Selain itu, lanjut Bupati, Pemkab Semarang mampu mendorong peningkatan kepesertaan BPJS Kesehatan hingga mencapai 88,23 persen dari target 95 persen. Kemudian penurunan prevalensi stunting di Kabupaten Semarang pada tahun 2022 menjadi sebesar 4,61 persen, dengan jumlah balita hybrid peserta sebanyak 13.609 orang.

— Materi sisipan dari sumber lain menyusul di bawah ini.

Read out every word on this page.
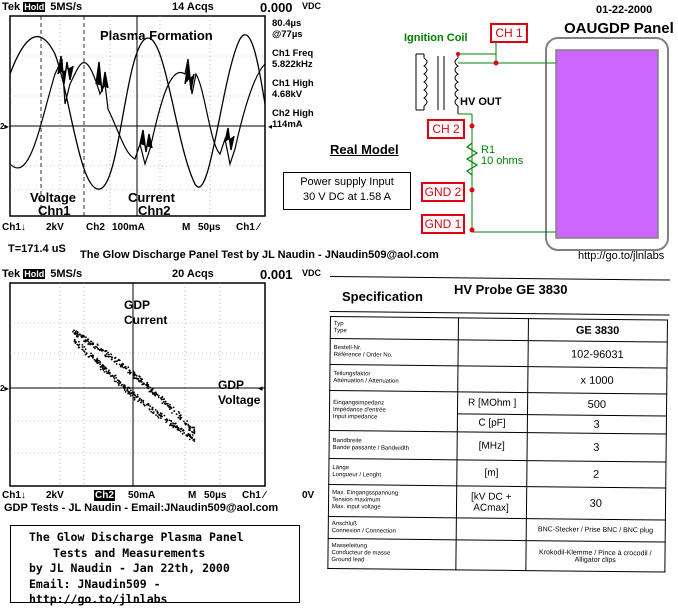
Tek Hold 5MS/s	14 Acqs	0.000 VDC
2▸	◂
Plasma Formation
Voltage
Chn1
Current
Chn2
80.4µs
@77µs
Ch1 Freq
5.822kHz
Ch1 High
4.68kV
Ch2 High
114mA
Ch1↓ 2kV Ch2 100mA	M 50µs Ch1 ∕
T=171.4 uS
Real Model
Power supply Input
30 V DC at 1.58 A
01-22-2000
OAUGDP Panel
Ignition Coil
HV OUT
R1
10 ohms
CH 1
CH 2
GND 2
GND 1
http://go.to/jlnlabs
The Glow Discharge Panel Test by JL Naudin - JNaudin509@aol.com
Tek Hold 5MS/s	20 Acqs	0.001 VDC
2▸	◂
GDP
Current
GDP
Voltage
Ch1↓ 2kV	Ch2 50mA	M 50µs Ch1 ∕	0V
GDP Tests - JL Naudin - Email:JNaudin509@aol.com
The Glow Discharge Plasma Panel
Tests and Measurements
by JL Naudin - Jan 22th, 2000
Email: JNaudin509 - http://go.to/jlnlabs
Specification HV Probe GE 3830
Typ
Type		GE 3830

Bestell-Nr.
Référence / Order No.		102-96031

Teilungsfaktor
Atténuation / Attenuation		x 1000

Eingangsimpedanz
Impédance d'entrée
Input impedance	R [MOhm ]	500
	C [pF]	3

Bandbreite
Bande passante / Bandwidth	[MHz]	3

Länge
Longueur / Lenght	[m]	2

Max. Eingangsspannung
Tension maximum
Max. input voltage	[kV DC + ACmax]	30

Anschluß
Connexion / Connection		BNC-Stecker / Prise BNC / BNC plug

Masseleitung
Conducteur de masse
Ground lead		Krokodil-Klemme / Pince à crocodil / Alligator clips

“Di bidang ekonomi, antara lain diwujudkan dengan pemberian bantuan modal kepada 2.666 UMKM, pemberian BLT kepada tukang ojek, 518 nelayan dan 75 operator perahu wisata di Danau Rawapening. Juga menghibahkan 20 pasar tradisional kepada desa untuk dikelola oleh BUMDes, penyelenggaraan pelatihan kerja untuk disalurkan ke sejumlah perusahaan garmen d Kabupaten Semarang,” paparnya.
Melalui kerja keras dalam mendorong pemulihan perekonomian, kata Bupati, Kabupaten Semarang mampu mencatatkan pertumbuhan ekonomi positif di tahun 2022, yakni mendekati pertumbuhan ekonomi Jawa Tengah Triwulan III sebesar 5,28 persen.
Menurut Bupati, di bidang pertanian mampu meningkatkan produktivitas hasil pertanian melalui program pemulihan kesuburan tanah, bantuan sarana prasarana pertanian hingga peningkatan SDM pertanian di Kabupaten Semarang. Sedangkan di bidang peningkatan kualitas SDM, Kabupaten Semarang mampu meningkatkan Indeks Pembangunan Manusia (IPM) di atas IPM nasional maupun Jawa Tengah dengan capai 74,67 persen. (dhi)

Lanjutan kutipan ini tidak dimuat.